Objective: Subthalamic nucleus-deep brain stimulation (STN-DBS) is an alternative treatment for patients with uncontrolled symptoms of Parkinson's disease (PD), but it has other nonmotor impact. Because STN-DBS alters the energy expenditure in humans, we hypothesized that STN-DBS may affect postabsorptive glucose metabolism in patients with PD.
Research design and methods: Endogenous glucose production (EGP) and whole-body glucose disposal rates (GDRs) were assessed in the postabsorptive state during a primed continuous iv infusion of D-[6,6-(2)H2]glucose for 5 hours in 8 STN-DBS-treated patients with PD, without (Stim-OFF) and during STN-DBS (Stim-ON) treatment. EGP and GDR in PD patients were compared with glucose kinetics of 8 matched healthy control subjects. Plasma concentrations of insulin, glucagon, and free fatty acids were also determined.

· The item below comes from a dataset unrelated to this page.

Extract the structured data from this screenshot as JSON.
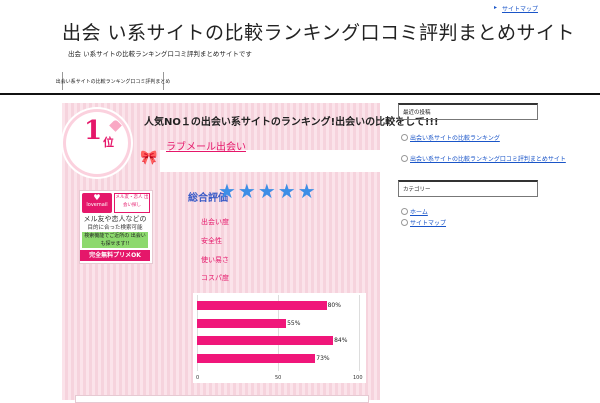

Results: EGP and GDR were higher in PD patients in Stim-OFF conditions than in the control group (2.62 ± 0.09 vs 2.27 ± 0.10 mg/kg·min, P < .05). Despite no significant changes in blood glucose throughout the kinetic study, a significant and consistent 22% decrease in EGP occurred in PD patients during Stim-ON (2.04 ± 0.07 mg/kg(-1)·min(-1); P < .01), and whole-body glucose kinetics in Stim-ON patients were no more different from those of the control subjects (P = NS). No difference in insulin, glucagon, or free fatty acid concentrations was observed in the patients between Stim-OFF and Stim-ON conditions.
Conclusions: Deep brain stimulation in patients with PD affects EGP glucose disposal, suggesting that a cross talk between the central nervous system and peripheral tissues may regulate glucose homeostasis.
Trial registration: ClinicalTrials.gov NCT00663312.